Aku terbangun saat waktu menunjukkan pukul 2 siang, kulihat sekelilingku sudah tak ada tanda-tanda kehidupan. Paviliun Danang terlihat sangat rapih dan bersih, wangi bunga sedap malam tercium dari segala penjuru ruangan. Anak ini memang sangat klasik dan antik, sejak dulu kebiasaannya memang menata bunga sedap malam yang hampir 2 hari sekali dibelinya di pasar kembang, untung saja dia hanya menyimpan bunga - bunga itu… bukan memakannya. Ada aroma lain dari ruangan ini, mataku tertuju pada sebuah nampan berisi Lontong Kari Ayam dan segelas air teh yang tersusun rapih diatas meja belajar milik Danang. Kudekati meja itu seiring dengan bergejolaknya cacing - cacing di perutku. Diatas nampan itu tertulis, “Kepada teteh Wiwi si tuan putri pemarah, ini Lontong Kari favorit Danang loh… belinya jauh. Habiskan yah! Danang pergi dulu, ada urusan… kayaknya baru pulang malam. Nanti malam kalau teteh mau tidur di kamar Danang lagi silahkan, tapi itu artinya teteh Teh tega sama Danang… sekarang ajah badan Anta pegel - pegel karena tadi subuh tidur diatas ubin! Hahah becanda Teh. Selamat melukis ya! Semoga mood nya bagus!”. Sambil memakan Lontong Kari mulutku terus menerus tersenyum membaca tulisan pesan Danang berulang - ulang, anak ini begitu polos dan menyebalkan.

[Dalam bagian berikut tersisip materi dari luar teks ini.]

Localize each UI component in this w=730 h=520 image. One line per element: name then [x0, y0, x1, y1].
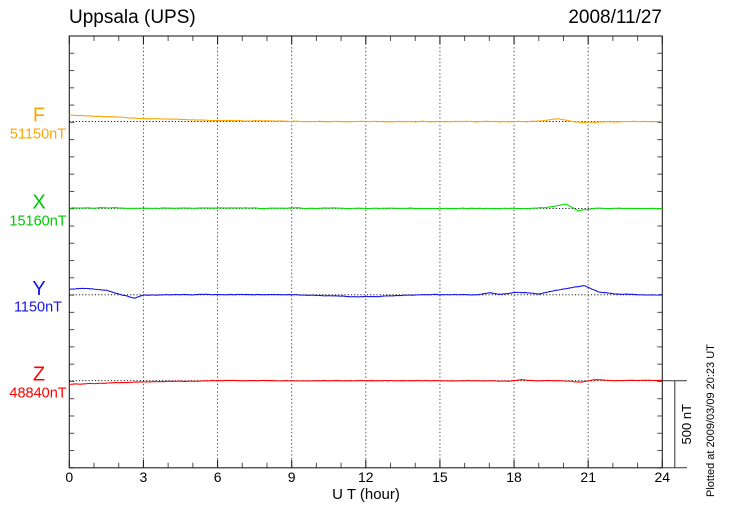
svg-text:48840nT: 48840nT: [9, 386, 66, 402]
svg-text:Plotted at 2009/03/09 20:23 UT: Plotted at 2009/03/09 20:23 UT: [705, 344, 717, 497]
svg-text:500 nT: 500 nT: [679, 404, 694, 445]
svg-text:Y: Y: [32, 278, 45, 300]
svg-text:18: 18: [506, 469, 522, 485]
svg-text:F: F: [33, 105, 45, 127]
svg-text:6: 6: [214, 469, 222, 485]
svg-text:Uppsala (UPS): Uppsala (UPS): [69, 7, 196, 28]
svg-text:21: 21: [580, 469, 596, 485]
svg-text:12: 12: [358, 469, 374, 485]
svg-text:9: 9: [288, 469, 296, 485]
svg-text:24: 24: [655, 469, 671, 485]
svg-text:X: X: [32, 191, 45, 213]
svg-text:15: 15: [432, 469, 448, 485]
svg-text:Z: Z: [33, 364, 45, 386]
svg-text:1150nT: 1150nT: [14, 300, 62, 316]
svg-text:0: 0: [65, 469, 73, 485]
svg-text:51150nT: 51150nT: [10, 127, 66, 143]
svg-text:15160nT: 15160nT: [9, 213, 66, 229]
svg-text:U T (hour): U T (hour): [332, 486, 400, 503]
svg-text:2008/11/27: 2008/11/27: [568, 7, 662, 28]
svg-text:3: 3: [140, 469, 148, 485]
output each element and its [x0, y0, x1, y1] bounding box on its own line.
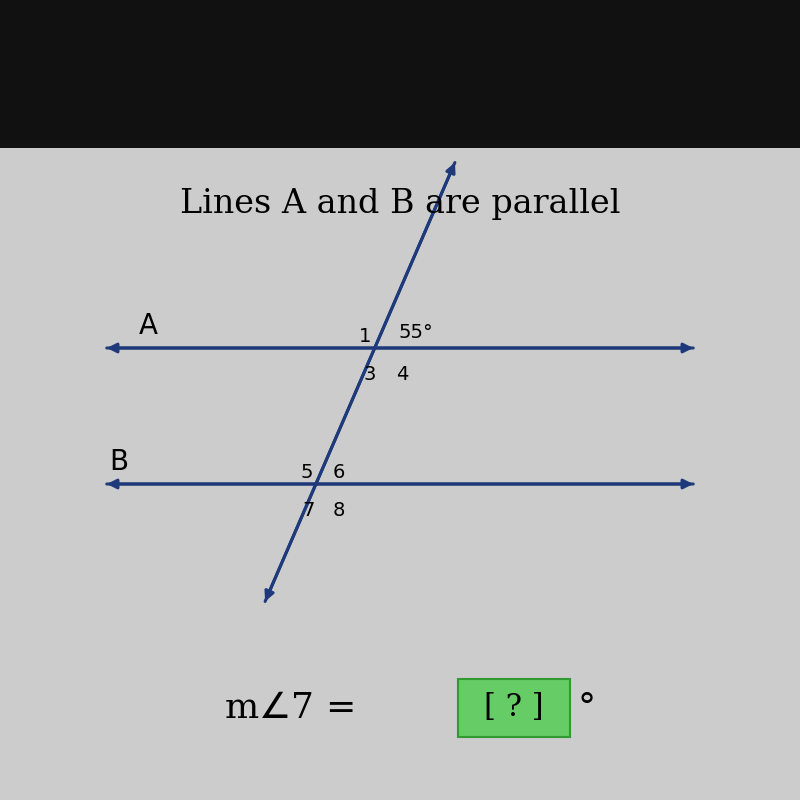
Text: A: A: [138, 312, 158, 339]
Text: 8: 8: [333, 502, 346, 520]
Text: 6: 6: [333, 463, 346, 482]
Text: 3: 3: [364, 366, 376, 384]
Bar: [0, 148, 800, 800]
Text: 5: 5: [301, 463, 313, 482]
Text: m$\angle$7 =: m$\angle$7 =: [224, 691, 358, 725]
FancyBboxPatch shape: [458, 679, 570, 737]
Text: B: B: [109, 448, 128, 477]
Text: 4: 4: [396, 366, 409, 384]
Text: 55°: 55°: [398, 323, 434, 342]
Text: °: °: [578, 691, 596, 725]
Bar: [0, 0, 800, 148]
Text: 7: 7: [303, 502, 315, 520]
Text: [ ? ]: [ ? ]: [484, 693, 544, 723]
Text: 1: 1: [359, 327, 372, 346]
Text: Lines A and B are parallel: Lines A and B are parallel: [180, 188, 620, 220]
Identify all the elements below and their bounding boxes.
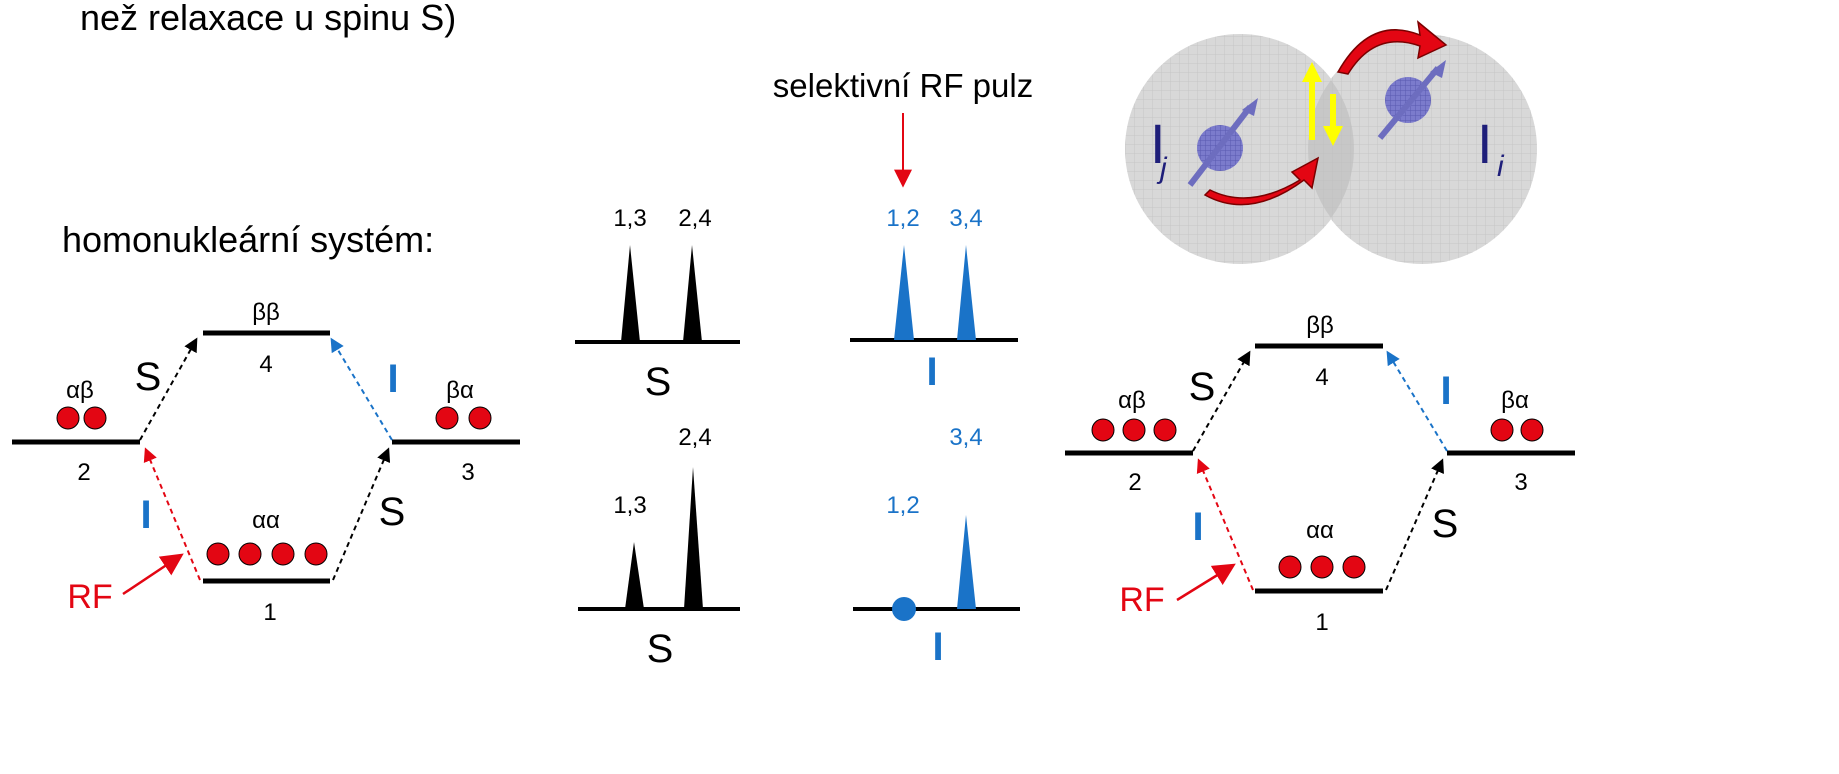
header-text: než relaxace u spinu S) xyxy=(80,0,456,38)
transition-S-right xyxy=(332,447,391,581)
label-Ii: I xyxy=(1477,112,1493,175)
population-dots-ba xyxy=(435,406,492,430)
transition-S-label-lower: S xyxy=(379,490,406,534)
label-Ii-sub: i xyxy=(1497,150,1505,183)
rf-arrow xyxy=(122,553,184,596)
level-bb-spin: ββ xyxy=(252,299,280,326)
rf-label: RF xyxy=(1119,581,1164,619)
spin-arrow-right xyxy=(1377,66,1441,140)
level-ba-num: 3 xyxy=(461,459,474,486)
transition-S-label-upper: S xyxy=(1189,365,1216,409)
level-ab-num: 2 xyxy=(77,459,90,486)
peak-3-4 xyxy=(957,245,976,340)
peak-2-4 xyxy=(683,245,702,342)
noe-illustration: I j I i xyxy=(1125,20,1537,264)
peak-label-2-4: 2,4 xyxy=(678,424,711,451)
red-curved-arrow-bottom xyxy=(1203,156,1320,206)
population-dots-aa xyxy=(206,542,328,566)
level-bb-spin: ββ xyxy=(1306,312,1334,339)
spectrum-I-bottom: 1,2 3,4 I xyxy=(853,424,1020,669)
spin-arrow-left xyxy=(1187,105,1253,187)
level-ba-spin: βα xyxy=(1501,387,1529,414)
selective-pulse-label: selektivní RF pulz xyxy=(773,67,1033,104)
system-subtitle: homonukleární systém: xyxy=(62,219,434,260)
peak-1-3 xyxy=(625,542,644,609)
spectrum-label-S: S xyxy=(647,627,674,671)
transition-S-label-lower: S xyxy=(1432,502,1459,546)
yellow-exchange-arrows xyxy=(1302,62,1343,146)
peak-label-1-3: 1,3 xyxy=(613,492,646,519)
spectrum-label-I: I xyxy=(926,350,937,394)
peak-2-4 xyxy=(684,467,703,609)
level-ba-spin: βα xyxy=(446,377,474,404)
transition-I-right xyxy=(1386,350,1448,452)
population-dots-ab xyxy=(1091,418,1177,442)
level-ab-spin: αβ xyxy=(1118,387,1146,414)
spectrum-S-top: 1,3 2,4 S xyxy=(575,205,740,404)
rf-arrow xyxy=(1176,563,1236,602)
transition-I-label-lower: I xyxy=(140,493,151,537)
peak-1-2-saturated xyxy=(892,597,916,621)
level-aa-spin: αα xyxy=(252,507,280,534)
label-Ij: I xyxy=(1150,112,1166,175)
population-dots-aa xyxy=(1278,555,1366,579)
population-dots-ab xyxy=(56,406,107,430)
spectrum-I-top: 1,2 3,4 I xyxy=(850,205,1018,394)
peak-label-2-4: 2,4 xyxy=(678,205,711,232)
transition-S-left xyxy=(139,337,198,441)
level-ab-spin: αβ xyxy=(66,377,94,404)
energy-diagram-right: ββ 4 αβ 2 βα 3 αα 1 S S I I RF xyxy=(1065,312,1575,636)
level-bb-num: 4 xyxy=(259,351,272,378)
transition-S-left xyxy=(1192,350,1251,452)
population-dots-ba xyxy=(1490,418,1544,442)
peak-1-2 xyxy=(894,245,914,340)
level-ba-num: 3 xyxy=(1514,469,1527,496)
level-aa-spin: αα xyxy=(1306,517,1334,544)
transition-S-right xyxy=(1385,458,1444,591)
spectrum-S-bottom: 1,3 2,4 S xyxy=(578,424,740,671)
level-bb-num: 4 xyxy=(1315,364,1328,391)
spectrum-label-I: I xyxy=(932,625,943,669)
transition-I-label-upper: I xyxy=(1440,369,1451,413)
transition-I-label-upper: I xyxy=(387,357,398,401)
level-aa-num: 1 xyxy=(263,599,276,626)
level-ab-num: 2 xyxy=(1128,469,1141,496)
peak-label-1-3: 1,3 xyxy=(613,205,646,232)
peak-label-1-2: 1,2 xyxy=(886,205,919,232)
peak-label-3-4: 3,4 xyxy=(949,205,982,232)
peak-label-1-2: 1,2 xyxy=(886,492,919,519)
peak-1-3 xyxy=(621,245,640,342)
spectrum-label-S: S xyxy=(645,360,672,404)
energy-diagram-left: ββ 4 αβ 2 βα 3 αα 1 S S I I RF xyxy=(12,299,520,626)
level-aa-num: 1 xyxy=(1315,609,1328,636)
red-curved-arrow-top xyxy=(1336,20,1448,75)
transition-S-label-upper: S xyxy=(135,355,162,399)
transition-I-right xyxy=(330,337,393,441)
peak-3-4 xyxy=(957,515,976,609)
peak-label-3-4: 3,4 xyxy=(949,424,982,451)
rf-label: RF xyxy=(67,578,112,616)
transition-I-label-lower: I xyxy=(1192,505,1203,549)
transition-I-left xyxy=(143,447,201,581)
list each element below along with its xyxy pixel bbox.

Waktu menunjukkan pukul 4 sore, dan aku kini sedang melamun memikirkan apa yang akan kutuangkan keatas kanvas putih yang sejak tadi tak sedikitpun kusentuh, padahal dia sudah berdiri tegap dan siap tepat didepanku. Tiba - tiba saja ideku muncul, rasa - rasanya aku perlu melukis sosok Danang. Selama ini aku selalu melukis apapun yang ada di dalam kepalaku, saat ini kepalaku tengah dipenuhi sosok Danang sahabatku yang sangat konyol. Aku mulai teringat coretan di kanvas kecil saat tak sengaja melukis Danang yang tengah melamun tempo hari, kuambil kanvas kecil itu lalu kemudian memindahkan apa yang kugambar diatasnya keatas kanvas yang lebih besar. Saat tengah asyik melukis, tiba - tiba telepon genggamku berbunyi menandakan sebuah pesan masuk. Tak kuhiraukan pesan itu. 15 menit kemudian berbunyi lagi, menandakan pesan kedua masuk namun tetap tak kuhiraukan karena aku terus menerus berkonsentrasi pada kanvasku. 15 menit selanjutnya bunyi itu kudengar lagi, kali ini menggangguku karena sepertinya ada 2 pesan baru yang masuk. Itu artinya, ada 4 pesan yang telah kuabaikan saat itu. Kulemparkan kuas dengan sedikit kesal, lalu mengambil telepon genggamku dan mulai membaca pesan demi pesan.
Pesan 1 : +62813247776
“Hi Dewi, are you okay? Realy want to meet you up.” –Pierre-
Entah kenapa saat membaca pesan ini, hatiku terasa berdebar sangat kencang. Aku yakin, pasti Danang yang memberikan nomorku ini kepadanya, sebelumnya aku tak pernah memberikan nomor telepon genggamku secara sembarangan kepada orang lain apalagi kepada klien. Kubuka pesan selanjutnya…
Pesan 2 : +62813247776
“Semalam saya ke rumah kamu, Danang bilang kamu sakit. Are you okay?” -Pierre
Pesan 3 : +62813247776
“Just reply this msg ‘YES or No’ to answer my question. Is it Dewi’s number?” -Pierre
Pesan 4 : +62813247776
“Jawab tolong ‘YA or TIDAK’ apakah benar ini number Dewi handphone?” –Pierre
Untuk sesaat aku terdiam memikirkan apa yang barusan kubaca, kupikir manusia Albino ini tak akan lagi muncul dalam hidupku. Dalam kemarahan hatiku, aku masih merasa kebingungan harus menjawab apa, tak ada Danang disini yang bisa kumintai pendapat. Lalu memori tentang peristiwa kemarin pagi kembali berkelibat dalam kepalaku, bayangan tentang manusia Albino itu yang sedang memelukki seorang wanita berambut panjang. Kuangkat telepon genggamku dan mulai membalas pesannya dengan menjawab, “TIDAK”. Sebelum menutupnya, dengan otomatis tanganku memilih tombol ‘simpan’, tak hanya nomor teleponnya yang kusimpan... tapi pesan-pesan itupun tak luput kumasukkan ke dalam memori telepon genggamku. Mataku terpejam, meragukan diriku sendiri yang ternyata masih tak bisa melupakan wajah indah seorang Pierre. Tak perlu menunggu lama, lagi - lagi dia membalas pesanku.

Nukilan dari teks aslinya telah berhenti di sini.